Q. How has the rise of neoliberal rhetoric over the past few decades shaped the way that policymakers and the public alike understand and talk about wealth inequality?
This kind of rhetoric, which suggests that people’s deficiencies are attributable primarily to their own behavior and actions, has been used widely since the early 1980s, so we’re approaching almost 40 years of it as the dominant narrative concerning poverty and inequality in the U.S. In fact, we even continue to hear it from the current president, who will say that people, especially black people, need to alter their behavior and practices in order to improve their economic situations.
One of the main points of our report, “Umbrellas Don’t Make it Rain,” is to demonstrate that even when black folk behave in the “correct” way—through seeking education and working hard—they don’t necessarily see a significant improvement in their wealth position. The neoliberal narrative that focuses on individual actions can be powerful, but it’s not correct.

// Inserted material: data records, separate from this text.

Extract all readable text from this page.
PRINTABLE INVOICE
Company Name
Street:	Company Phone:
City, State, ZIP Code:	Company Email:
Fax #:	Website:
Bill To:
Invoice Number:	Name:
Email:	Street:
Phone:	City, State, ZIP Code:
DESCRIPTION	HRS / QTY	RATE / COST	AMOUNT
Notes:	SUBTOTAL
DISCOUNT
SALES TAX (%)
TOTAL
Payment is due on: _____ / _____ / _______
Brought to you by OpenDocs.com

And by rejecting it, one is able to instead think about different policies for inequality, rather than simply telling people to pull up their pants.

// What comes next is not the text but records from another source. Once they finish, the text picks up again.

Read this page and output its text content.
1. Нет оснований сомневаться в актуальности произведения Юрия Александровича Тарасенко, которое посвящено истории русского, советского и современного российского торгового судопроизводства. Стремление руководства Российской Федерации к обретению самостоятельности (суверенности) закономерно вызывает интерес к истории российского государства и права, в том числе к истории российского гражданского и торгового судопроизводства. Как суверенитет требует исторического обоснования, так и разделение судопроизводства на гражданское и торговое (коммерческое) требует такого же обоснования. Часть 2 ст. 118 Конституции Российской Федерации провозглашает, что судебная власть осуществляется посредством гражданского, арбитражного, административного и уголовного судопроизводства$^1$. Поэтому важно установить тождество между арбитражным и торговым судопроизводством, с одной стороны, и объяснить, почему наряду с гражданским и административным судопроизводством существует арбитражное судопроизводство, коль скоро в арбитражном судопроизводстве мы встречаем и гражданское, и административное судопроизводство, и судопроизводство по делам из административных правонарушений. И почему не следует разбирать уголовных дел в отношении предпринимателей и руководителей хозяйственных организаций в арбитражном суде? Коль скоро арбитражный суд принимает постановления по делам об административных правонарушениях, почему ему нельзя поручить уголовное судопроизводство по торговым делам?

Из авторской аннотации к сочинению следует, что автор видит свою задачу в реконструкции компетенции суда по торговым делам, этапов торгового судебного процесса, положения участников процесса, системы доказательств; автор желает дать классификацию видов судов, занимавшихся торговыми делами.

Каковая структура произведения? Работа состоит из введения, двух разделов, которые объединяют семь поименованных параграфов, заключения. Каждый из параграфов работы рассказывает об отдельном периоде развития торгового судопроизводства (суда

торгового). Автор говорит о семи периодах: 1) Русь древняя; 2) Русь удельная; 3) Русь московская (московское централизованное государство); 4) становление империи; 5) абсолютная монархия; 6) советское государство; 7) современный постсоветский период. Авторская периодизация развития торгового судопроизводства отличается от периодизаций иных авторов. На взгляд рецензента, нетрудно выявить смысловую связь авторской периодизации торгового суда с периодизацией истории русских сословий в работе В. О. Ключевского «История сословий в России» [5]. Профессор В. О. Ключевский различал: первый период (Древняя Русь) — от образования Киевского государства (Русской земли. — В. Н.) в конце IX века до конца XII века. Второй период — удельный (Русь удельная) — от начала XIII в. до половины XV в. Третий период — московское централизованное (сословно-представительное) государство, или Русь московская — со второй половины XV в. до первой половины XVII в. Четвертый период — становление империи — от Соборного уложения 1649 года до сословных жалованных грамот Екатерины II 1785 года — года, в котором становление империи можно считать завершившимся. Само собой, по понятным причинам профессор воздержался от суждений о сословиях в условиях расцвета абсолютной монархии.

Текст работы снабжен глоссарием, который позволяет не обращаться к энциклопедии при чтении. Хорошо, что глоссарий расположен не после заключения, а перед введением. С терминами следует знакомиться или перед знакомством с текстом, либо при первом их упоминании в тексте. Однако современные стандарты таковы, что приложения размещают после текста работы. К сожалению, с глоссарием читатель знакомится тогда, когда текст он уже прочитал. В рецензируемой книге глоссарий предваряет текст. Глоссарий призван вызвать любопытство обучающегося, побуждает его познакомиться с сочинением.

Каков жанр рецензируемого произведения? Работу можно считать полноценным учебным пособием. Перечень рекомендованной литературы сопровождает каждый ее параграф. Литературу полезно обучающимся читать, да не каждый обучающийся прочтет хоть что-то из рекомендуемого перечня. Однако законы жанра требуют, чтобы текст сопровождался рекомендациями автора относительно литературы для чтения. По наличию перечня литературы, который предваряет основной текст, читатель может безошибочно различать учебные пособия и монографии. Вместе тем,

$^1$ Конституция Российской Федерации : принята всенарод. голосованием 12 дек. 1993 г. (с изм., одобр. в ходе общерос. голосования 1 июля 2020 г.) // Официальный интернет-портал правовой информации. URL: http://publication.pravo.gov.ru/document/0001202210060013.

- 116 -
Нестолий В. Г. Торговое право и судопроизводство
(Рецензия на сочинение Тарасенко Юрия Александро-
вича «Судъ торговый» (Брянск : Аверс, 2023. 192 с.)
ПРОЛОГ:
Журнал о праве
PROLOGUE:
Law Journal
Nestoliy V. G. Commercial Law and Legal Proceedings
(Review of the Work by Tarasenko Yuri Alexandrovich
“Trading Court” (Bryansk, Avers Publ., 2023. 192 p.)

Q. What kinds of domestic policies might help reduce the racial wealth gap in the U.S.?
I’ve been an advocate of two programs which I describe as “universal but race-conscious.” That is, they would be applied universally, but would have disproportionately greater benefit for the groups that have been historically deprived.
The first is a federal job guarantee, which is an anti-poverty measure intended to address the problems associated with low wages or uncertain wages. By guaranteeing all adults access to the opportunity to work at non-poverty wages, this program would ensure a “living wage” for all. Existing proposals to raise the minimum wage or to mandate a living wage cannot accomplish that aim because you only can receive the minimum or living wage if you have a job. The job guarantee not only would protect individuals from unemployment, but would provide an assurance of a job for everyone at non-poverty wages. It also would include a benefits package containing the same health insurance plan that civil servants receive now. Such a program dramatically would reduce economic insecurity for low-income families and individuals.
The second measure is what we call the “baby bonds” proposal, which is an anti-inequality measure designed to address the wealth gap. This program would create public trust funds for all newborn infants that they could access when they reach eighteen. It’s simply universalizing the model that wealthy families already use—giving kids a trust that they can access at a certain age. The amount of the trust would be graduated based on the wealth position of the parents. And again, this would be a universal program—meaning that every child, regardless of how wealthy their parents are, would receive something—but those kids whose parents have less wealth would have greater amounts in their trusts.
I also favor a third big proposal, reparations for black Americans, as a social justice initiative to compensate for slavery, legal segregation (in the Jim Crow period) and ongoing discrimination.